De op te leggen straf en maatregel zijn gegrond op de artikelen 36f, 45, 57, 242, 248, 282, 287 van het Wetboek van Strafrecht.
De rechtbank komt op grond van het voorgaande tot de volgende beslissing.

10.Beslissing

Verklaart bewezen dat verdachte het ten laste gelegde heeft begaan zoals hiervoor in rubriek 5 is vermeld.
Verklaart niet bewezen wat aan verdachte meer of anders is ten laste gelegd dan hiervoor is bewezen verklaard en spreekt verdachte daarvan vrij.
Het bewezen verklaarde levert op:
1
poging doodslag
2
verkrachting, terwijl de schuldige het feit begaat tegen een persoon beneden de leeftijd van achttien jaar bij wie misbruik van een kwetsbare positie wordt gemaakt
3
opzettelijk iemand van de vrijheid beroofd houden.
Verklaart het bewezene strafbaar.
Verklaart verdachte,
[verdachte], daarvoor strafbaar.
Veroordeelt verdachte tot een gevangenisstraf van
6 (zes) jaren.
Beveelt dat de tijd die door veroordeelde voor de tenuitvoerlegging van deze uitspraak in verzekering en in voorlopige hechtenis is doorgebracht, bij de tenuitvoerlegging van die straf in mindering gebracht zal worden.
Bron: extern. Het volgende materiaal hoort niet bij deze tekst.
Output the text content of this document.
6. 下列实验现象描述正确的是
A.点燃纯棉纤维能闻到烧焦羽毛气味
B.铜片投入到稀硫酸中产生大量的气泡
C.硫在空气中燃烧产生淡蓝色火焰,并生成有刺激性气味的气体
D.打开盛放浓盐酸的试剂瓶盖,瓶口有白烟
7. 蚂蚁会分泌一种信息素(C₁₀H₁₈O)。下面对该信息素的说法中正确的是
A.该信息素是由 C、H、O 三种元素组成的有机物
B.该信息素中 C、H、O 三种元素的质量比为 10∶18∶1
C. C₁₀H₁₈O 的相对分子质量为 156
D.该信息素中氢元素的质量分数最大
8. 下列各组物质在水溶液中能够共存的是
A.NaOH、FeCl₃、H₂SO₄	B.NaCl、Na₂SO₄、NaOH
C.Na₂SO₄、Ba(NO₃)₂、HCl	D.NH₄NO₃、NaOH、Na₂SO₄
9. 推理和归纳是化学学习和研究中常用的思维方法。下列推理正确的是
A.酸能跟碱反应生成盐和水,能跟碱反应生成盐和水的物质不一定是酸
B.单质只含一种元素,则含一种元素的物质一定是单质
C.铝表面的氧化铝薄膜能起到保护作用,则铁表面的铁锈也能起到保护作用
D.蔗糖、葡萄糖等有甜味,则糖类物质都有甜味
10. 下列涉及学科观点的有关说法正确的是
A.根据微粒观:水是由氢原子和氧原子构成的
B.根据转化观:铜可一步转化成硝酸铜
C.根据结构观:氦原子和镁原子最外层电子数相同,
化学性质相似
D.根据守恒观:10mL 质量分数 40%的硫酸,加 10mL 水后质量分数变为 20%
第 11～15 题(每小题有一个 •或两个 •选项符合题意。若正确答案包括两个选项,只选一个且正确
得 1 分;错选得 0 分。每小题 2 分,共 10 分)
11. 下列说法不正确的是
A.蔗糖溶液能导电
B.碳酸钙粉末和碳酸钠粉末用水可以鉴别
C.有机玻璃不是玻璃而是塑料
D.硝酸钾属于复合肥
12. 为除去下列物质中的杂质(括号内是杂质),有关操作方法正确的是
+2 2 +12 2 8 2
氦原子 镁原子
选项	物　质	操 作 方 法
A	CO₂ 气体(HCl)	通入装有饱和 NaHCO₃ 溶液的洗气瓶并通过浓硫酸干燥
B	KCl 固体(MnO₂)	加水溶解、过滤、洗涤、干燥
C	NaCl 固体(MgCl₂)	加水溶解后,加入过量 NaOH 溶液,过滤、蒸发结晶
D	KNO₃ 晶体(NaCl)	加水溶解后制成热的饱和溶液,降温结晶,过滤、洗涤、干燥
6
Gelast de bewaring ten behoeve van de rechthebbende van:
1 1.00 STK Laken X
-
5298021
2 1.00 STK Ondergoed X
slip
5297961
Gelast de teruggave aan verdachte van:
3 1.00 STK Ondergoed Kl:meerkl. X
boxershort
5298087
Wijst de vordering van [slachtoffer] , domicilie kiezend op het adres van haar raadsvrouw,
mr. A.P. Hendriks, advocaat te Amsterdam, toe tot € 27.500,- (zevenentwintigduizend en vijfhonderd euro) aan immateriële schadevergoeding, te vermeerderen met de wettelijke rente daarover vanaf 3 december 2016 tot aan de dag van de algehele voldoening.
Veroordeelt verdachte tot betaling van het toegewezen bedrag aan [slachtoffer] voornoemd.
Veroordeelt verdachte voorts in de kosten door de benadeelde partij gemaakt en ten behoeve van de tenuitvoerlegging van deze uitspraak nog te maken, tot op heden begroot op nihil.
Legt verdachte de verplichting op ten behoeve van [slachtoffer] aan de Staat € 27.500,- (zevenentwintigduizend en vijfhonderd euro) te betalen, te vermeerderen met de wettelijke rente daarover vanaf 3 december 2016 tot aan de dag van de algehele voldoening, bij gebreke van betaling en verhaal te vervangen door hechtenis van 172 (honderdentweeënzeventig dagen). De toepassing van die hechtenis heft de betalingsverplichting niet op.
Bepaalt dat, indien en voor zover verdachte aan een van genoemde betalingsverplichtingen heeft voldaan, daarmee de andere is vervallen.
Dit vonnis is gewezen door
mr. C.F. de Lemos Benvindo, voorzitter,
mrs. S. van Eunen en M. Snijders Blok-Nijensteen, rechters,
in tegenwoordigheid van mr. Y.M.E. Jurgens, griffier,
en uitgesproken op de openbare terechtzitting van deze rechtbank van 29 november 2017.